2013-08-22

The new book experience (Little, Brown)

On Monday, we bemoaned the rise of the "teaser" trailer: mini-commercials for this generation's A.D.D.-addled youth that market specifically in hype, not products. As an example, we pointed to the mysterious new J.J. Abrams trailer for something called Stranger: clocking on on YouTube at just over a minute long, the flurry of speculation about which of the famed Star Trek's directors many, many projects this could possibly be a commercial for--his upcoming Star Wars film, perhaps?--was disportioniate to the amount of effort put into the (very) short preview.

It would have been bad enough if this had turned out to be part of a larger marketing campaign for a movie, or television show. But several sites have made the connection between the alternate title of the video--S.--and the name of an interactive novel that will Abrams will be releasing in conjunction with Mulholland Books/Little, Brown and his production company Bad Robot on October 29th.

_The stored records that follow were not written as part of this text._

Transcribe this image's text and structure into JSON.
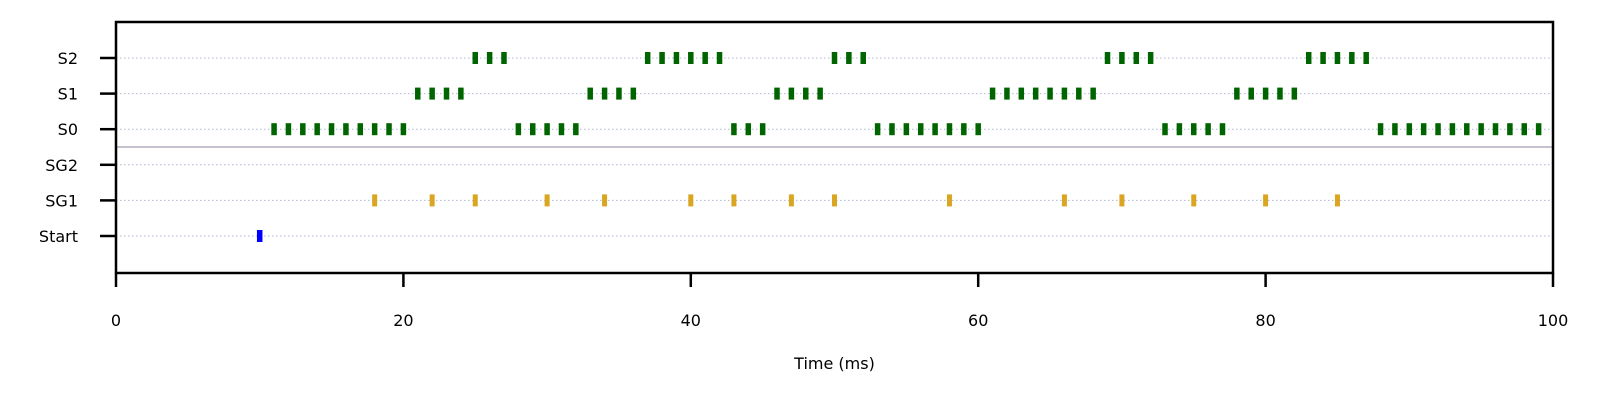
{
  "chart_data": {
    "type": "scatter",
    "title": "",
    "xlabel": "Time (ms)",
    "ylabel": "",
    "xlim": [
      0,
      100
    ],
    "x_ticks": [
      0,
      20,
      40,
      60,
      80,
      100
    ],
    "y_categories": [
      "Start",
      "SG1",
      "SG2",
      "S0",
      "S1",
      "S2"
    ],
    "grid": "horizontal dotted",
    "separator_between": [
      "SG2",
      "S0"
    ],
    "series": [
      {
        "category": "Start",
        "color": "#0000ff",
        "x": [
          10
        ]
      },
      {
        "category": "SG1",
        "color": "#daa520",
        "x": [
          18,
          22,
          25,
          30,
          34,
          40,
          43,
          47,
          50,
          58,
          66,
          70,
          75,
          80,
          85
        ]
      },
      {
        "category": "SG2",
        "color": "#006400",
        "x": []
      },
      {
        "category": "S0",
        "color": "#006400",
        "x": [
          11,
          12,
          13,
          14,
          15,
          16,
          17,
          18,
          19,
          20,
          28,
          29,
          30,
          31,
          32,
          43,
          44,
          45,
          53,
          54,
          55,
          56,
          57,
          58,
          59,
          60,
          73,
          74,
          75,
          76,
          77,
          88,
          89,
          90,
          91,
          92,
          93,
          94,
          95,
          96,
          97,
          98,
          99
        ]
      },
      {
        "category": "S1",
        "color": "#006400",
        "x": [
          21,
          22,
          23,
          24,
          33,
          34,
          35,
          36,
          46,
          47,
          48,
          49,
          61,
          62,
          63,
          64,
          65,
          66,
          67,
          68,
          78,
          79,
          80,
          81,
          82
        ]
      },
      {
        "category": "S2",
        "color": "#006400",
        "x": [
          25,
          26,
          27,
          37,
          38,
          39,
          40,
          41,
          42,
          50,
          51,
          52,
          69,
          70,
          71,
          72,
          83,
          84,
          85,
          86,
          87
        ]
      }
    ]
  }
}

Back in May, The Huffington Post grabbed hold of some exclusive content for S., which was devised by Abrams and written by Doug Dorst. It included a cryptic postcard from Brazil as well as this publisher statement:

At the core of this multilayered literary puzzle of love and adventure is a book of mysterious provenance. In the margins, another tale unfolds—through the hand-scribbled notes, questions, and confrontations of two readers. Between the pages, online, and in the real world, you’ll find evidence of their interaction, ephemera that bring this tale vividly to life.

If Stranger turned out to be just a book trailer, it would be bad enough. But there is something a little grating about the recent surge of "interactive novels," including Black Crown, Night Film and Fallen London. While The Guardian and The Atlantic Wire have rushed to herald "the bravest and, potentially, most game-changing effort that the publishing world has concocted to not merely counter the digital revolution, but actually embrace it," we're approaching these "online-only" "books" with a little more trepidation. Not to get bogged down in semantics, but game-playing and ARGS (Alternate Reality Gaming) aren't "novels." It may be storytelling, it may involve reading, but a production is not literature. Using words like "immersive" to apply not the content of a story, but to mechanisms of how its read reminds us of all that hype for those virtual reality gaming consoles in the 90s that never really broke through. (eXistenZ, anyone?)

Night Film's Marisha Pessl might have the right idea:

"Ideally you will read the book, and if you want to continue the experience, that's when you find out about the app, and you can get additional content in that way. But it is certainly not something that you need to do while you're reading, because I love the immersive reading experience, and I did not want to interrupt that in any way with technology."

Sure, being able to scan a picture of a bird from a chapter onto your iPhone to discover a secret website that gives you extra clues about a character is fun for those super-fans who like Easter Eggs. But the moment it becomes necessary to play these little games in order to have a complete understanding of a book, we'd argue, would be the moment that reading stops being immersive at all.